Несколько дверей вдоль стены были входами в молитвенную часовню, где оказывали помощь большинству Танитских выживших. Он мог слышать Цвейла, проводящего для них благословение избавления.
Не совсем чашка кофеина для Харка.
У двери в часовню, в тенях, он увидел оранжевый уголек сигареты с лхо. Харк прищурился. Это был Мерин, прислонившийся к стене, курящий. Благословения старого аятани так же, явно, не были для него чашкой кофеина.
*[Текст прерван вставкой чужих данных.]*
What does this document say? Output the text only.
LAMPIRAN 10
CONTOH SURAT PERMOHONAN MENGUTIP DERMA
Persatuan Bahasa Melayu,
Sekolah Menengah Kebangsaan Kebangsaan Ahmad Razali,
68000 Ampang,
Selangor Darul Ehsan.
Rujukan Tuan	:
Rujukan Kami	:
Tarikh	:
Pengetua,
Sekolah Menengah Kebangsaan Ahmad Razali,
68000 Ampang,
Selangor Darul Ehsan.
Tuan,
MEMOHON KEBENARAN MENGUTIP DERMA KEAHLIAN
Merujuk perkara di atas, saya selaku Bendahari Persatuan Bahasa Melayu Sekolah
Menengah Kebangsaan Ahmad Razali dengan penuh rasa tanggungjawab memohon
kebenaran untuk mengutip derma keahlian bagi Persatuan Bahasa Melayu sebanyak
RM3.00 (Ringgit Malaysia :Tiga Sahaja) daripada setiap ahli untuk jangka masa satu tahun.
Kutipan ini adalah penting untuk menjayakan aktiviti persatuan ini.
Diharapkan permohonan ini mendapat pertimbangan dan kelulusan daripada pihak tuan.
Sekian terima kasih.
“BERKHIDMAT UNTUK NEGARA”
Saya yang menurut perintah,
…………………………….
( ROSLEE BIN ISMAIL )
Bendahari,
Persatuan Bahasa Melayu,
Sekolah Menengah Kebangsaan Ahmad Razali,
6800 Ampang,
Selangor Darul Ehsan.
Харк начал идти в направлении Мерина. Он сам курил сигары, и совместно покурить с Гвардейцем было связующей вещью, которая часто помогала после неприятных мероприятий.
Но он остановился. Флин Мерин не был хорошей компанией и в лучшие времена. Вместо этого, Харк пошел в другую сторону.
Что-то пошевелилось в тенях над ним и издало неприятный звук. Он бросил взгляд вверх, и увидел полковой талисман, уставившийся на него. Тот сидел на охотничьем трофее, прикрепленном черепе существа, которое обладало самыми широкими и самыми большими рогами, которые он когда-либо видел.
— Тяжелая ночь, птица, — сказал он полускрытому орлу. Орел злобно щелкнул клювом. — Я тебя понял, — ответил он, и побрел дальше. Он согнул свою руку. Свою оставшуюся руку. Птица заставила его вздрогнуть. Он инстинктивно потянулся к своему оружию, но рука, которой он потянулся, была всего лишь фантомом, и кобура была пуста. Здоровой рукой, он нащупал под своим плащом пояс сзади, и нашел свое запасное оружие, короткоствольный лазерный пистолет в кожаной сумке с пряжкой. По крайней мере, он все еще был здесь.
Лакшима стояла в дверном проеме впереди и смотрела внутрь. Он присоединился к ней.
Через открытую дверь он увидел Керт и несколько медиков помощников, заботящихся о Беати. Она лежала на кровати, прямо и тихо, как тело, готовое к осмотру.
Капитан Аурбен наблюдала за работой Керт. Она заметила Харка и инквизитора в дверях и вышла к ним.
— Она не пришла в сознание, — сказала она. Ее голос был просто хрипом. Харку говорили, что Аурбен была ранена пирохимическим взрывом во время последней Морлондской кампании. Это шрамировало ей лицо и сожгло ей глотку. Аурбен сделала паузу, вытащила ингалятор из кармана, и затянулась из него, чтобы смочить глотку.
— Извините, — сказала она.
Харк пожал плечами. — Ана Керт знает, что делает, — сказал он.
— Я уверена, что это так, — сказала Аурбен. — Нет никаких существенных ран. Это экстремальная усталость. Истощение ее воли. Я говорила ей, что она слишком сильно напрягается.
Аурбен еще раз вдохнула из ингалятора.
— Но машина скорби, — сказала она. — Она была средоточием губительной силы. Она высосала из нее силы, и питалась ее светом. Я боюсь, что понадобится много времени, чтобы она восстановила свою силу.
— Мы починим. Мы перезарядим, — сказала Лакшима.